Already the incumbent video and WiFi technology supplier at Orange after a deal extension a couple of years ago, French vendor SoftAtHome has been given the nod by another household name, O2. However, despite its expanded deal with O2 Czech Republic being a significant one, it’s worth noting that O2 Czech Republic is not owned by telco behemoth Telefonica –extinguishing any assertions that O2 Czech Republic could represent a testbed for a much wider deployment.
O2 Czech Republic has in fact been running SoftAtHome’s WiFi’ON software in its Smart Booster since April, devices which the vendor says are bespoke WiFi extenders designed together with O2 Czech Republic and Korean hardware partner Kaon. SoftAtHome deployed a home gateway with O2 Czech Republic back in 2017, providing smart WiFi on a Kaon-made box running on the end of VDSL3 or V-Plus line at around 360 Mbps.
It could be said then that the SoftAtHome-O2 partnership has been a slow burner, taking two years to develop and deploy extenders. Although playing devil’s advocate we’d suggest something as critical as a comprehensive WiFi strategy, itself forming the foundations for broader ambitious smart home projects at operators, should not be rushed.
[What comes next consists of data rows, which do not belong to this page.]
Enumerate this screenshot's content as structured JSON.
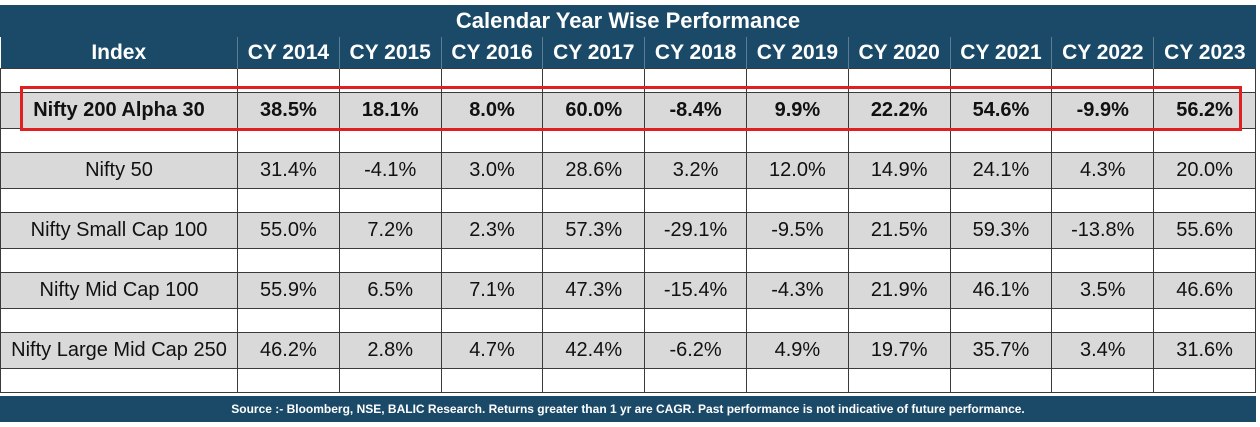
{
  "chart_data": {
    "type": "table",
    "title": "Calendar Year Wise Performance",
    "columns": [
      "Index",
      "CY 2014",
      "CY 2015",
      "CY 2016",
      "CY 2017",
      "CY 2018",
      "CY 2019",
      "CY 2020",
      "CY 2021",
      "CY 2022",
      "CY 2023"
    ],
    "rows": [
      {
        "name": "Nifty 200 Alpha 30",
        "highlighted": true,
        "values": [
          "38.5%",
          "18.1%",
          "8.0%",
          "60.0%",
          "-8.4%",
          "9.9%",
          "22.2%",
          "54.6%",
          "-9.9%",
          "56.2%"
        ]
      },
      {
        "name": "Nifty 50",
        "highlighted": false,
        "values": [
          "31.4%",
          "-4.1%",
          "3.0%",
          "28.6%",
          "3.2%",
          "12.0%",
          "14.9%",
          "24.1%",
          "4.3%",
          "20.0%"
        ]
      },
      {
        "name": "Nifty Small Cap 100",
        "highlighted": false,
        "values": [
          "55.0%",
          "7.2%",
          "2.3%",
          "57.3%",
          "-29.1%",
          "-9.5%",
          "21.5%",
          "59.3%",
          "-13.8%",
          "55.6%"
        ]
      },
      {
        "name": "Nifty Mid Cap 100",
        "highlighted": false,
        "values": [
          "55.9%",
          "6.5%",
          "7.1%",
          "47.3%",
          "-15.4%",
          "-4.3%",
          "21.9%",
          "46.1%",
          "3.5%",
          "46.6%"
        ]
      },
      {
        "name": "Nifty Large Mid Cap 250",
        "highlighted": false,
        "values": [
          "46.2%",
          "2.8%",
          "4.7%",
          "42.4%",
          "-6.2%",
          "4.9%",
          "19.7%",
          "35.7%",
          "3.4%",
          "31.6%"
        ]
      }
    ],
    "footnote": "Source :- Bloomberg, NSE, BALIC Research. Returns greater than 1 yr are CAGR. Past performance is not indicative of future performance."
  },
  "colors": {
    "header_bg": "#1b4a68",
    "header_text": "#ffffff",
    "row_bg": "#d9d9d9",
    "highlight_border": "#e02020"
  }
}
The Smart Booster comes kitted out with an integrated mesh function meaning multiple O2 Smart Boosters can mesh together creating a blanket of WiFi coverage ideal for large homes or businesses, costing a competitive $2.14 a month.
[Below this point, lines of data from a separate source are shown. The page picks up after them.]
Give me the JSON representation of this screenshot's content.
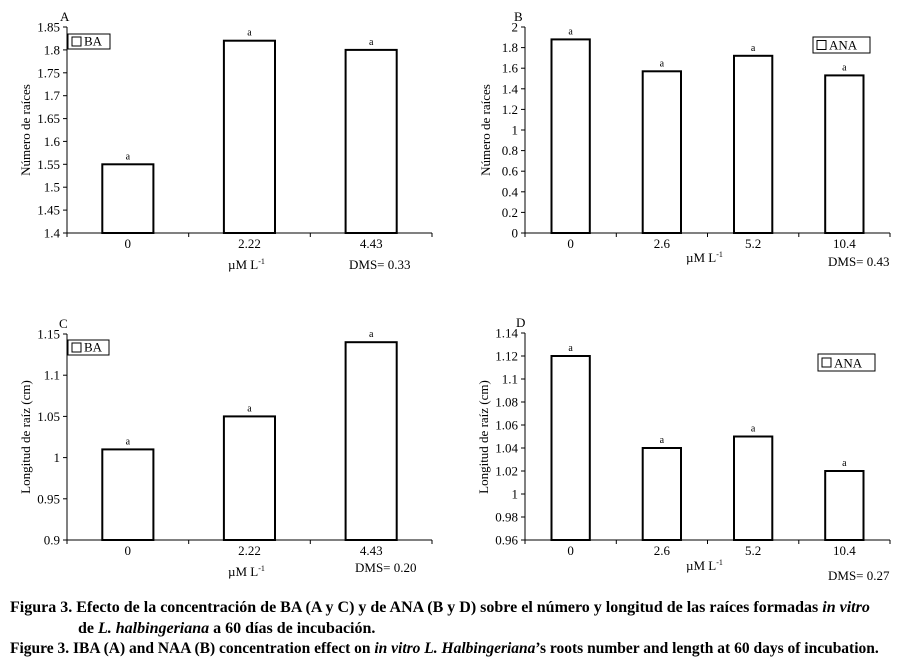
{
  "figure": {
    "captions": {
      "spanish": {
        "part1": "Figura 3. Efecto de la concentración de BA (A y C) y de ANA (B y D) sobre el número y longitud de las raíces formadas ",
        "italic1": "in vitro",
        "part2": "de ",
        "italic2": "L. halbingeriana",
        "part3": " a 60 días de incubación."
      },
      "english": {
        "part1": "Figure 3. IBA (A) and NAA (B) concentration effect on ",
        "italic1": "in vitro L. Halbingeriana",
        "part2": "’s roots number and length at 60 days of incubation."
      }
    }
  },
  "chart_data": [
    {
      "panel": "A",
      "type": "bar",
      "categories": [
        "0",
        "2.22",
        "4.43"
      ],
      "values": [
        1.55,
        1.82,
        1.8
      ],
      "significance": [
        "a",
        "a",
        "a"
      ],
      "ylabel": "Número de raíces",
      "xlabel": "µM L",
      "xlabel_superscript": "-1",
      "ylim": [
        1.4,
        1.85
      ],
      "yticks": [
        "1.4",
        "1.45",
        "1.5",
        "1.55",
        "1.6",
        "1.65",
        "1.7",
        "1.75",
        "1.8",
        "1.85"
      ],
      "legend": [
        "BA"
      ],
      "legend_position": "top-left",
      "annotation": "DMS= 0.33",
      "grid": false
    },
    {
      "panel": "B",
      "type": "bar",
      "categories": [
        "0",
        "2.6",
        "5.2",
        "10.4"
      ],
      "values": [
        1.88,
        1.57,
        1.72,
        1.53
      ],
      "significance": [
        "a",
        "a",
        "a",
        "a"
      ],
      "ylabel": "Número de raíces",
      "xlabel": "µM L",
      "xlabel_superscript": "-1",
      "ylim": [
        0,
        2
      ],
      "yticks": [
        "0",
        "0.2",
        "0.4",
        "0.6",
        "0.8",
        "1",
        "1.2",
        "1.4",
        "1.6",
        "1.8",
        "2"
      ],
      "legend": [
        "ANA"
      ],
      "legend_position": "top-right",
      "annotation": "DMS= 0.43",
      "grid": false
    },
    {
      "panel": "C",
      "type": "bar",
      "categories": [
        "0",
        "2.22",
        "4.43"
      ],
      "values": [
        1.01,
        1.05,
        1.14
      ],
      "significance": [
        "a",
        "a",
        "a"
      ],
      "ylabel": "Longitud de raíz (cm)",
      "xlabel": "µM L",
      "xlabel_superscript": "-1",
      "ylim": [
        0.9,
        1.15
      ],
      "yticks": [
        "0.9",
        "0.95",
        "1",
        "1.05",
        "1.1",
        "1.15"
      ],
      "legend": [
        "BA"
      ],
      "legend_position": "top-left",
      "annotation": "DMS= 0.20",
      "grid": false
    },
    {
      "panel": "D",
      "type": "bar",
      "categories": [
        "0",
        "2.6",
        "5.2",
        "10.4"
      ],
      "values": [
        1.12,
        1.04,
        1.05,
        1.02
      ],
      "significance": [
        "a",
        "a",
        "a",
        "a"
      ],
      "ylabel": "Longitud de raíz (cm)",
      "xlabel": "µM L",
      "xlabel_superscript": "-1",
      "ylim": [
        0.96,
        1.14
      ],
      "yticks": [
        "0.96",
        "0.98",
        "1",
        "1.02",
        "1.04",
        "1.06",
        "1.08",
        "1.1",
        "1.12",
        "1.14"
      ],
      "legend": [
        "ANA"
      ],
      "legend_position": "top-right",
      "annotation": "DMS= 0.27",
      "grid": false
    }
  ]
}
O2’s Smart Box smartphone app comes with a futuristic-sounding feature for spotting the optimum location for a Smart Booster within a property by using augmented reality. Really the AR is just providing a visual overlay for the app’s core signal strength indicator which some reviewers might see as an annoying gimmick, but we can’t wait to get a demo nonetheless, although notorious tradeshow WiFi might hinder the experience somewhat.
Although unconnected, as O2 Czech Republic is owned by PPF and simply licenses the O2 branding from Telefonica, it’s worth dropping in some extra information which shows that Telefonica runs ASSIA CloudCheck management software – a cloud-based management tool for WiFi which reaches right down into how it is performing on remote customer premises.
SoftAtHome told us the Smart Booster runs a Broadcom chipset for the main SoC and for WiFi too, differing from its Orange deployment which uses Quantenna WiFi silicon.
So, it transpires O2 Czech Republic actually rolled out the SoftAtHome-powered Smart Boosters around the same time Danish telco TDC deployed a home gateway running software from the French vendor – combining two bonded VDSL lines, high quality TV and uninterrupted communications with 4×4 WiFi. April was a good month for SoftAtHome; the next year could be even better.